Se trata de una respuesta psicofisiológica que prepara nuestro organismo para enfrentarnos ante un posible peligro. Es una respuesta que sentimos todos los días, todas las personas. También conocida como angustia, nervios, o inquietud. La clave estaría en saber distinguir entre sentir y sufrir ansiedad.

Los expertos destacan que la ansiedad no tiene edad y se trata de una respuesta normal del organismo, tanto en adultos como niños.

Son múltiples los factores que pueden dar comienzo a la ansiedad y esta puede convertirse en un problema de salud cuando tiene lugar en una situación determinada de una forma excesiva.

Cuando no es gestionada de forma adecuada, la ansiedad puede limitar y hacer sufrir a las personas que la sufren e influir a la hora de tomar decisiones que pueden basarse en evitarla.

Cuando sentimos ansiedad nuestro cuerpo sufre los efectos de unas hormonas conocidas como catecolaminas, que son vertidas en sangre como resultado de la percepción de un posible peligro, e inducen una respuesta fisiológica que nos prepara para huir.
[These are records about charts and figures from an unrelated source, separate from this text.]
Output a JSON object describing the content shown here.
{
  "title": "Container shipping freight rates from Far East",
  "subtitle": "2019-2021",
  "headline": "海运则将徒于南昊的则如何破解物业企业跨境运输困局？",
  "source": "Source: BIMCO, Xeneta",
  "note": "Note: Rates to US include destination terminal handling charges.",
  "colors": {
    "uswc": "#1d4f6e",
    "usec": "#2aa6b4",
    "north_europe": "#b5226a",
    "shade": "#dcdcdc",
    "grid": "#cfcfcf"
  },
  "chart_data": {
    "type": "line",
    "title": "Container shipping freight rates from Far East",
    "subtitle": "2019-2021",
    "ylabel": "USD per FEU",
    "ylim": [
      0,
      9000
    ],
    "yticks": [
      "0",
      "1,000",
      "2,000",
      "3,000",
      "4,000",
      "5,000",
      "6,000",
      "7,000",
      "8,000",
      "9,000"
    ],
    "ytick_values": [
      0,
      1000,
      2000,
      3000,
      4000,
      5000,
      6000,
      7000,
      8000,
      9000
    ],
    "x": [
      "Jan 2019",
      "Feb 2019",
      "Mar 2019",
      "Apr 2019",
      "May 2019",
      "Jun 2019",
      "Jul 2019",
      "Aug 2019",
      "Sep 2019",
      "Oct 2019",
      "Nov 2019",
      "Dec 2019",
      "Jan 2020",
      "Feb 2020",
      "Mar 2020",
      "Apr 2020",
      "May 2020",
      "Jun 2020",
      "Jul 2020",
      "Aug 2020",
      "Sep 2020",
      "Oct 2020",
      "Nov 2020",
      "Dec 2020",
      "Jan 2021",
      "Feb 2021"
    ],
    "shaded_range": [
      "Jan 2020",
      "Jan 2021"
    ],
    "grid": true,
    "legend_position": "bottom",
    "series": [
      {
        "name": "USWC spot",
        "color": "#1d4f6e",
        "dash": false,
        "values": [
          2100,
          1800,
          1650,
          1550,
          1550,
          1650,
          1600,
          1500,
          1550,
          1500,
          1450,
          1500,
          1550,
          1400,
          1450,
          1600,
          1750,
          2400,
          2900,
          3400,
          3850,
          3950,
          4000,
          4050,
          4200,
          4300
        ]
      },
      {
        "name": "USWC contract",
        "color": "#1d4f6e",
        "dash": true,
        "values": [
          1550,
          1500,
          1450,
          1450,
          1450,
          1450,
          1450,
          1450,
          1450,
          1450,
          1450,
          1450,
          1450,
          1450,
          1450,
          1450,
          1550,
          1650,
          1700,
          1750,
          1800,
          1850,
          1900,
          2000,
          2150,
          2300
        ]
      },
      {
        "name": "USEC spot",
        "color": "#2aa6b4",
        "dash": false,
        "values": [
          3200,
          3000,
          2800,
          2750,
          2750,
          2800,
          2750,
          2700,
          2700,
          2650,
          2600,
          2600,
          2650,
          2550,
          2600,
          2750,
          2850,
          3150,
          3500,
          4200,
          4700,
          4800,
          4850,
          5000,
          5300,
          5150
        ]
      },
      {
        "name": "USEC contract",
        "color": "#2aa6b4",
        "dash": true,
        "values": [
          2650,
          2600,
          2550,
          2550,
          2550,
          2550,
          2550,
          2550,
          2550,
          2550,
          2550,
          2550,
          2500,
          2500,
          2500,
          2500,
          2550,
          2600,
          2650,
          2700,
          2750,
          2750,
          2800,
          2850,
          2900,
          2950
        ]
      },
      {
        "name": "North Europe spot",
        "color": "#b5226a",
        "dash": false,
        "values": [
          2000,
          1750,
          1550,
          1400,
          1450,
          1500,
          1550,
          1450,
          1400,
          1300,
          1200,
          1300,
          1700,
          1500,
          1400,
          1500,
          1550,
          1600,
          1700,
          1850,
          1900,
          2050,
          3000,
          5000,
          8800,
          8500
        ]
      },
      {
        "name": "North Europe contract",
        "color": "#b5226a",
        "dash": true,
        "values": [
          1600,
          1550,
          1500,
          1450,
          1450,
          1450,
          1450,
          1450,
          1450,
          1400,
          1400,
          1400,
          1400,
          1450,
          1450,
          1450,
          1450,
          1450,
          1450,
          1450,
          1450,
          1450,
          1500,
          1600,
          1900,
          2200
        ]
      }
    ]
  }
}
Por lo que podemos sentir un aumento de la frecuencia cardiaca, visión borrosa, bosa seca, mareo... etc.

La ansiedad es la respuesta más común asociada al estrés y puede manifestarse de diferentes maneras a lo largo de la vida.

Los expertos no recomiendan estrategias generalizadas para combatir la ansiedad, porque consideran que hay que individualizar cada caso. Sin embargo, sí que hay recomendaciones generales que pueden servir, también para las personas que nos sufren ansiedad: el manejo de la frustración o la comunicación asertiva.